Jul 29 15:07:47 <HOSTNAME> kernel: [22724504.962426] vgpu invoked oom-killer: gfp_mask=0x6040c0(GFP_KERNEL|__GFP_COMP), nodemask=(null), order=2, oom_score_adj=0 ... Jul 29 15:07:47 <HOSTNAME> kernel: [22724504.963735] DMA: 0*4kB 1*8kB (U) 1*16kB (U) 0*32kB 2*64kB (U) 2*128kB (U) 0*256kB 0*512kB 1*1024kB (U) 1*2048kB (M) 3*4096kB (M) = 15768kB Jul 29 15:07:47 <HOSTNAME> kernel: [22724504.963740] DMA32: 2813*4kB (UME) 2596*8kB (UE) 0*16kB 0*32kB 0*64kB 0*128kB 0*256kB 0*512kB 0*1024kB 1*2048kB (H) 0*4096kB = 34068kB Jul 29 15:07:47 <HOSTNAME> kernel: [22724504.963746] Normal: 3205*4kB (UE) 1172*8kB (UE) 0*16kB 0*32kB 0*64kB 0*128kB 0*256kB 0*512kB 0*1024kB 0*2048kB 0*4096kB = 22196kB ... Jul 29 15:07:47 <HOSTNAME> kernel: [22724504.964792] Out of memory: Kill process 32578 (xenopsd-xc) score 12 or sacrifice child Jul 29 15:07:47 <HOSTNAME> kernel: [22724504.965018] Killed process 32578 (xenopsd-xc) total-vm:657120kB, anon-rss:108740kB, file-rss:4420kB, shmem-rss:0kB
Memory leak issue occurred due to Known Issue of Nvidia vGPU Software Driver version 13.0-13.2, please check the following Nvidia documentation for further information - https://docs.nvidia.com/grid/13.0/grid-vgpu-release-notes-citrix-xenserver/index.html#bug-200724807-memory-leaks-in-vgpu-manager-plugin-cause-vm-to-hang
Applications running in a VM request memory to be allocated and freed by the vGPU manager plugin, which runs on the hypervisor host.

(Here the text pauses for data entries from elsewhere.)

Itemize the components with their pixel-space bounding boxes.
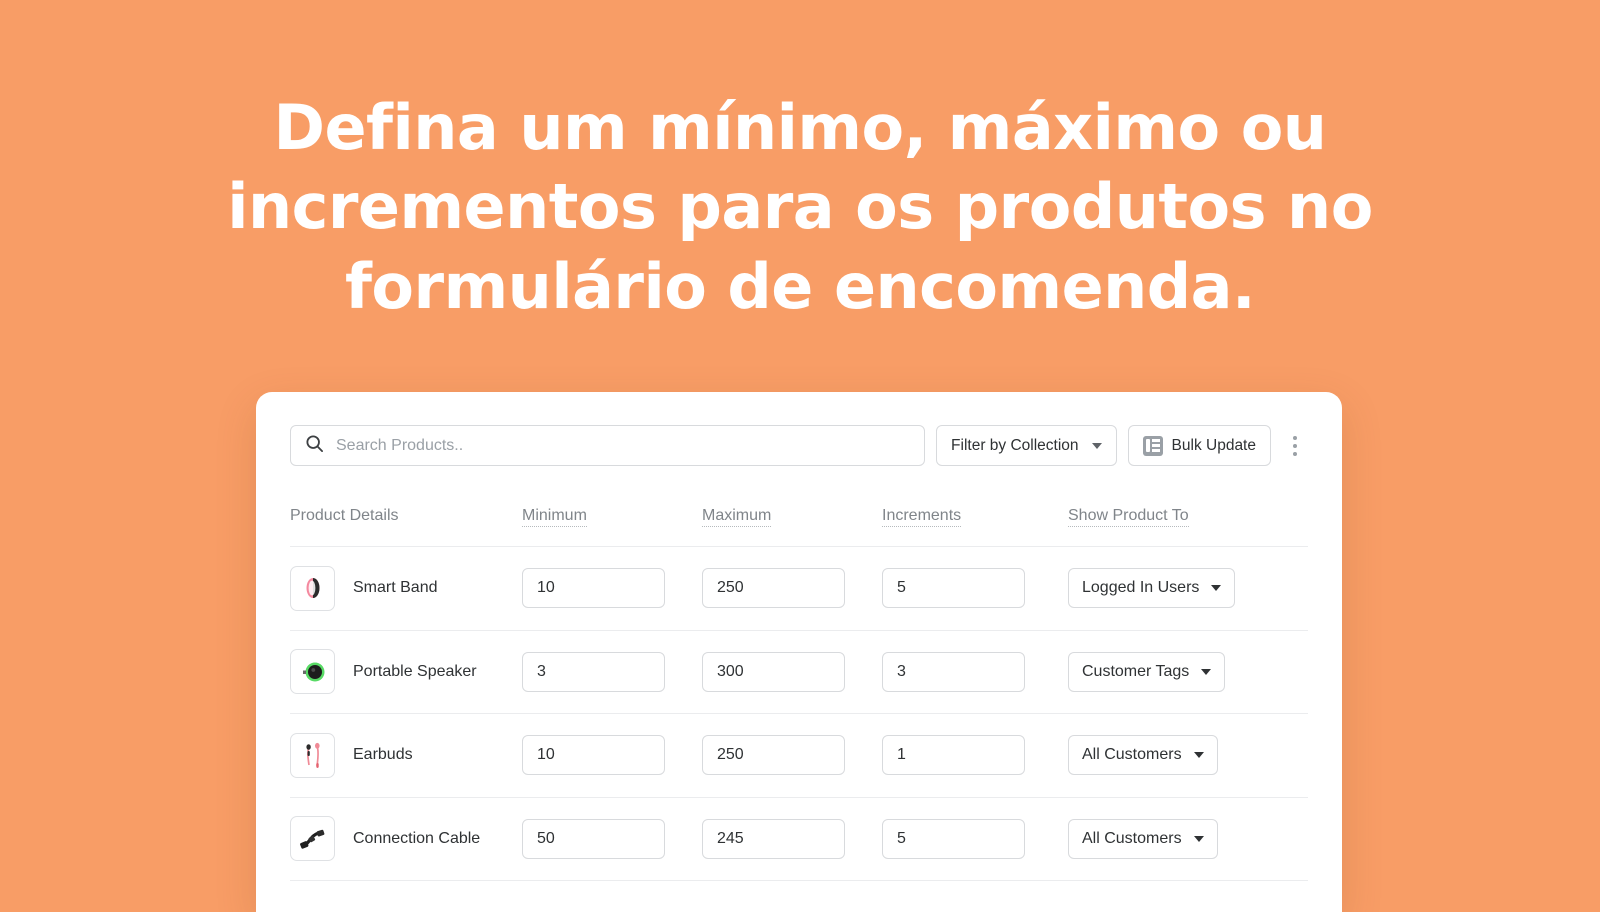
increments-input[interactable] [897, 662, 1010, 681]
show-product-to-select[interactable]: Logged In Users [1068, 568, 1236, 609]
bulk-update-button[interactable]: Bulk Update [1127, 425, 1271, 466]
increments-input[interactable] [897, 829, 1010, 848]
product-name: Portable Speaker [353, 662, 477, 680]
bulk-update-label: Bulk Update [1171, 436, 1256, 454]
show-product-to-select[interactable]: All Customers [1068, 735, 1218, 776]
minimum-cell [522, 735, 702, 776]
show-product-to-select[interactable]: Customer Tags [1068, 651, 1226, 692]
show-product-to-value: All Customers [1082, 829, 1182, 847]
show-product-to-cell: All Customers [1068, 735, 1218, 776]
minimum-cell [522, 818, 702, 859]
product-thumbnail-connection-cable-icon [290, 816, 335, 862]
kebab-dot [1293, 435, 1297, 440]
show-product-to-value: All Customers [1082, 746, 1182, 764]
maximum-cell [702, 735, 882, 776]
column-header-show-product-to: Show Product To [1068, 506, 1189, 527]
maximum-input[interactable] [717, 579, 830, 598]
increments-cell [882, 568, 1068, 609]
chevron-down-icon [1193, 752, 1204, 759]
toolbar: Filter by Collection Bulk Update [290, 392, 1308, 466]
minimum-input-wrap[interactable] [522, 651, 665, 692]
maximum-cell [702, 818, 882, 859]
minimum-input[interactable] [537, 662, 650, 681]
minimum-input[interactable] [537, 746, 650, 765]
maximum-input-wrap[interactable] [702, 735, 845, 776]
chevron-down-icon [1201, 668, 1212, 675]
show-product-to-cell: Logged In Users [1068, 568, 1236, 609]
show-product-to-cell: Customer Tags [1068, 651, 1226, 692]
minimum-input-wrap[interactable] [522, 568, 665, 609]
chevron-down-icon [1193, 835, 1204, 842]
product-thumbnail-earbuds-icon [290, 732, 335, 778]
increments-input[interactable] [897, 579, 1010, 598]
increments-input-wrap[interactable] [882, 818, 1025, 859]
product-name: Earbuds [353, 746, 413, 764]
product-cell: Portable Speaker [290, 649, 522, 695]
minimum-input[interactable] [537, 829, 650, 848]
product-thumbnail-portable-speaker-icon [290, 649, 335, 695]
increments-cell [882, 735, 1068, 776]
chevron-down-icon [1211, 585, 1222, 592]
search-input[interactable] [336, 436, 911, 455]
minimum-input-wrap[interactable] [522, 735, 665, 776]
maximum-cell [702, 651, 882, 692]
minimum-cell [522, 651, 702, 692]
maximum-cell [702, 568, 882, 609]
column-header-minimum: Minimum [522, 506, 587, 527]
increments-cell [882, 651, 1068, 692]
chevron-down-icon [1091, 442, 1102, 449]
search-icon [305, 434, 324, 458]
increments-input[interactable] [897, 746, 1010, 765]
table-body: Smart Band Logged In Users Portable Speake… [290, 547, 1308, 881]
hero-section: Defina um mínimo, máximo ou incrementos … [220, 0, 1380, 326]
table-row: Earbuds All Customers [290, 714, 1308, 798]
list-icon [1142, 435, 1163, 456]
show-product-to-value: Logged In Users [1082, 579, 1200, 597]
kebab-dot [1293, 451, 1297, 456]
table-row: Portable Speaker Customer Tags [290, 631, 1308, 714]
minimum-input-wrap[interactable] [522, 818, 665, 859]
maximum-input[interactable] [717, 662, 830, 681]
product-name: Connection Cable [353, 829, 481, 847]
table-row: Connection Cable All Customers [290, 798, 1308, 881]
show-product-to-value: Customer Tags [1082, 662, 1190, 680]
maximum-input-wrap[interactable] [702, 568, 845, 609]
show-product-to-cell: All Customers [1068, 818, 1218, 859]
more-options-button[interactable] [1282, 425, 1308, 466]
product-cell: Earbuds [290, 732, 522, 778]
product-cell: Smart Band [290, 565, 522, 611]
filter-by-collection-button[interactable]: Filter by Collection [936, 425, 1117, 466]
maximum-input[interactable] [717, 746, 830, 765]
page-headline: Defina um mínimo, máximo ou incrementos … [227, 91, 1373, 323]
column-header-increments: Increments [882, 506, 962, 527]
increments-cell [882, 818, 1068, 859]
maximum-input-wrap[interactable] [702, 818, 845, 859]
maximum-input-wrap[interactable] [702, 651, 845, 692]
column-header-product-details: Product Details [290, 506, 399, 524]
filter-button-label: Filter by Collection [951, 436, 1079, 454]
maximum-input[interactable] [717, 829, 830, 848]
column-header-maximum: Maximum [702, 506, 772, 527]
show-product-to-select[interactable]: All Customers [1068, 818, 1218, 859]
minimum-input[interactable] [537, 579, 650, 598]
kebab-dot [1293, 443, 1297, 448]
product-name: Smart Band [353, 579, 438, 597]
search-box[interactable] [290, 425, 926, 466]
product-cell: Connection Cable [290, 816, 522, 862]
product-settings-card: Filter by Collection Bulk Update Product… [256, 392, 1342, 912]
increments-input-wrap[interactable] [882, 651, 1025, 692]
table-row: Smart Band Logged In Users [290, 547, 1308, 631]
increments-input-wrap[interactable] [882, 735, 1025, 776]
minimum-cell [522, 568, 702, 609]
product-thumbnail-smart-band-icon [290, 565, 335, 611]
increments-input-wrap[interactable] [882, 568, 1025, 609]
table-header-row: Product Details Minimum Maximum Incremen… [290, 485, 1308, 547]
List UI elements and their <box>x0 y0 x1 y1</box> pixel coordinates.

When an application requests the vGPU manager plugin to free previously allocated memory, some of the memory is not freed. Some applications request memory more frequently than other applications. If such applications run for a long period of time, for example for two or more days, the failure to free all allocated memory might cause the hypervisor host to run out of memory. As a result, memory allocation for applications running in the VM might fail, causing the applications and, sometimes, the VM to hang.